Le paradoxe du Brexit
Ces chiffres sont d’autant plus étonnants lorsqu’ils sont remis en perspective. Selon la Préfecture maritime de la Manche et de la mer du Nord, en 2016, seulement 164 personnes ont tenté ou réussi à traverser illégalement la Manche. En 2017, il n’y en avait que 47. Puis avec l’approche du Brexit, ce chiffre a littéralement explosé. En 2018, il s’établissait à 586, puis à 2.758 en 2019 et enfin à 9.551 en 2020. Cela veut dire que cette année, ce précédent record a déjà été dépassé, malgré la crise sanitaire.

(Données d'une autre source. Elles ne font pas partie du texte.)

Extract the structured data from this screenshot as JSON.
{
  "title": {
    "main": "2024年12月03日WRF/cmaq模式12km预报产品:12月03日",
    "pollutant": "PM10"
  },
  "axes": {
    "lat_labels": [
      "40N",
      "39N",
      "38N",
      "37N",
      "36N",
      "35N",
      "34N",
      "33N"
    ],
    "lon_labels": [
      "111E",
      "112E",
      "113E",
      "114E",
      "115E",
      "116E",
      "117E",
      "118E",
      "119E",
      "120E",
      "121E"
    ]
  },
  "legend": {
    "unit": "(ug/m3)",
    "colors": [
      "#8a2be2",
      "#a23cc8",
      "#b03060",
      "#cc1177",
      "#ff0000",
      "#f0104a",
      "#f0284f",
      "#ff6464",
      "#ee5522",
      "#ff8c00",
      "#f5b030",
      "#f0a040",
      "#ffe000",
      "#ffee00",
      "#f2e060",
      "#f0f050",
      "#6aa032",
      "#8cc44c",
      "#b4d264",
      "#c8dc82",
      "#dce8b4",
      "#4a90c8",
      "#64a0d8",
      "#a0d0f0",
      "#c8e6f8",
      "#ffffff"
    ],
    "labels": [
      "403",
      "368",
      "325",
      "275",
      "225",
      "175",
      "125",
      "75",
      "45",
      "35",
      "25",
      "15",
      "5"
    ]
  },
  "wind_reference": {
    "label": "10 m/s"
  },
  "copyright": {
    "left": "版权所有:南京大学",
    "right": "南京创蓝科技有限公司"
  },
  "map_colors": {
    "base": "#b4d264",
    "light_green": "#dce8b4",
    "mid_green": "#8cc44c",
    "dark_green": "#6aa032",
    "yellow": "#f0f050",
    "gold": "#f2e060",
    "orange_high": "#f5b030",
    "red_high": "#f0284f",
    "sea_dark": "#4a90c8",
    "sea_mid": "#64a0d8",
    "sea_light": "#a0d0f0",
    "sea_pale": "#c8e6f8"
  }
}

Cette concordance temporelle avec la sortie du Royaume-Uni de l’Union européenne n’est pas le fruit du hasard selon François Gemenne, chercheur à l’université de Liège et spécialiste des migrations. Comme il l’a expliqué à France Info, ce phénomène «est largement le fait du Brexit». «À cause du Brexit, beaucoup de migrants craignent qu'il soit plus difficile après de rejoindre l'Angleterre et tentent leur va-tout. Rien ne laisse penser pourtant que ce sera plus difficile après le Brexit qu'avant. Mais les passeurs tentent d'en convaincre les migrants», déclare-t-il. Le plus paradoxal dans l’histoire, c’est que lors du référendum sur le Brexit, 47% de ceux qui ont voté pour le «Leave» l’ont fait pour que le Royaume-Uni «contrôle ses frontières et mette en place sa propre politique d’immigration», selon un sondage Survation pour ITN.
Des lois toujours plus dures
En attendant, aujourd’hui, le ton ne cesse de monter au Royaume-Uni. Selon le commandant Dan O'Mahoney, chargé de la "menace clandestine" en Manche, "ces chiffres sont inacceptables, c'est pourquoi nous agissons sur tous les fronts". "Les forces de l'ordre démantèlent les gangs de passeurs" et "le travail conjoint avec les Français a permis de doubler le nombre d'agents de police sur les plages françaises", a-t-il ajouté. La question est régulièrement à l'origine de frictions entre Londres et Paris, mais le Royaume-Uni s'est engagé fin juillet à payer à la France 62,7 millions d'euros en 2021-2022 pour financer le renforcement de la présence des forces de l'ordre françaises sur les côtes.
Le Parlement britannique a commencé avant la trêve estivale à adopter la réforme du système d'asile de la ministre de l'Intérieur Priti Patel, marquant un durcissement promis dans le cadre du Brexit. Présentée par la ministre comme "juste mais ferme" mais dénoncée par des associations de défense des droits humains, elle vise à décourager l'immigration illégale et prévoit de traiter différemment les demandeurs d'asile selon qu'ils soient arrivés dans le pays légalement ou illégalement. Le projet de loi prévoit d'augmenter à quatre ans, contre six mois actuellement, la peine de prison encourue par les migrants qui cherchent à entrer illégalement dans le pays et de porter à la prison à vie - contre 14 ans d'emprisonnement actuellement - la peine maximale encourue par les passeurs.